Page 13 of 59 Minutes
CARRIE
The door closes behind her and Carrie presses her back to it for one second, two. Oh, thank goodness. This is the right place. And she is alone.
The air in this dimly lit corridor is as cold as it was when her agency filmed that deodorant ad.
The veteran stunt woman in a Die Hard vest, Daisy Dukes and heels performing action film feats, while the other woman, the twenty-one-year-old whose face they used for the close-ups, sat on a step rubbing her arms, sipping endless energy drinks and sending up clouds of blueberry vape.
After the panicked hum of hundreds of people, the silence in here is unnerving.
Why was this place unlocked? There’s no sign of anyone, but perhaps some staff are already down here, maybe sheltering in secret.
Is this a trap? Dangerous in some way? A dead-end that she’s misremembered?
But Carrie hasn’t got time to overthink it, she just has to move.
The windowless corridor is papered with posters and safety signs.
A clipboard hangs from a nail. Everything is dusty, tides of black dirt beached along the floor, the space lit half-heartedly by security lights.

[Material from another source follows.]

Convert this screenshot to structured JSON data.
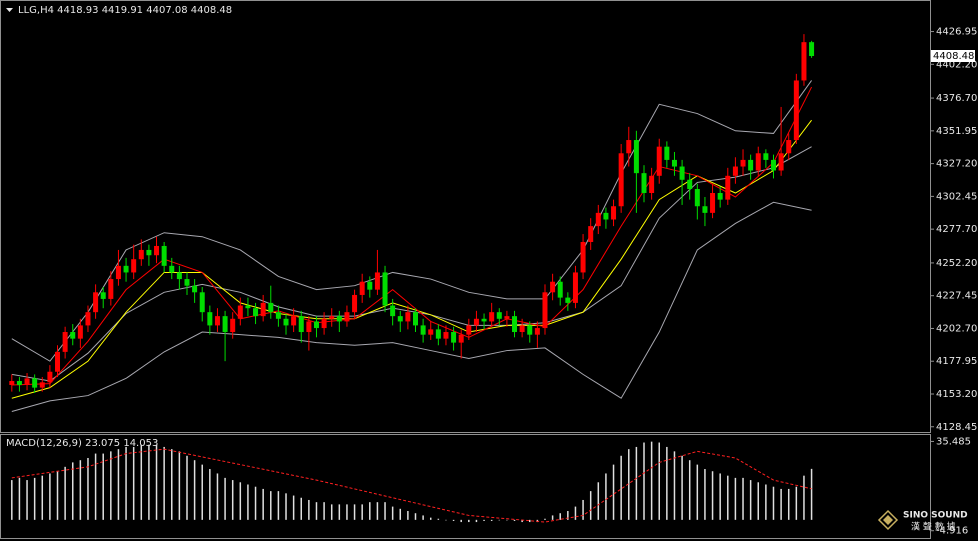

As she rushes along, she automatically looks at her phone, expecting to see a message from Emma, thumbing her way to Favourites to call.
I’m on my way, give Clementine a kiss from me, I love you both, see you soon.
Kiss kiss. As if she was simply leaving work and heading home.
But the screen has been taken over by the parasitic message and nothing else is working.
She doesn’t remember it being so dark when she was here last time.
Maybe they turn up the lights for corporate customers.
Even as she thinks these pointless things, Carrie is running along the narrow space, past flapping pieces of paper that brush against her puffy coat.
Her trainers slap the floor so if there are any staff down here, they’ll certainly know she’s coming.
She reaches the staircase at the end of the corridor, sucks in a breath, then steps down.
All those desperate people back there, and she’s slipped away from them, burrowing her way secretly under the city.
The staircase twirls below her, corkscrewing under the earth, tiled in the old style of the tube.
The sound of her feet on the second, third, fourth step don’t so much echo as swirl, dancing up and down the dark space so it sounds like she is a small army.
This is a repurposed old lift shaft. She and her colleagues were told this as they stifled yawns, Carrie thinking at the time that she should write these facts down like she was on a school trip.
The stairs seem to stretch away as she runs down, tricking the eye like an Escher illustration. The wall tiles disappear, it’s just rough grey concrete now. This was never meant to be seen.
She’s glad to be travelling light, no dangling bag. Everything she needs is right here in her pockets. Well, nothing she truly needs but everything she has.
After stomping down as fast as she can, Carrie reaches the end of the stairs, knees wobbling uncertainly, suspicious of the flat ground. The echo of her steps continues for a moment.
A gust of chilled air hits her ankles, exposed and prickling above her trainers. She is in an alcove, the dark walls thick with foamy, fungal dirt. When she ventures outside of this corner, she is almost sick with relief. She is on a stub of platform, the very same one from the advert.
A mistake, a quirk of the train company changing design during the building of an extension, having to avoid some unknown pipe or other.
Occasionally it’s used for dragging broken carriages out of the way, but mostly it’s just forgotten.
More importantly, it leads onto the main track of either the Northern Line or the Bakerloo – she doesn’t remember which.
Maybe she should have written things down after all.
The whole crush of London is up there, over her head, but she really does have a chance of getting to her family. She can do this.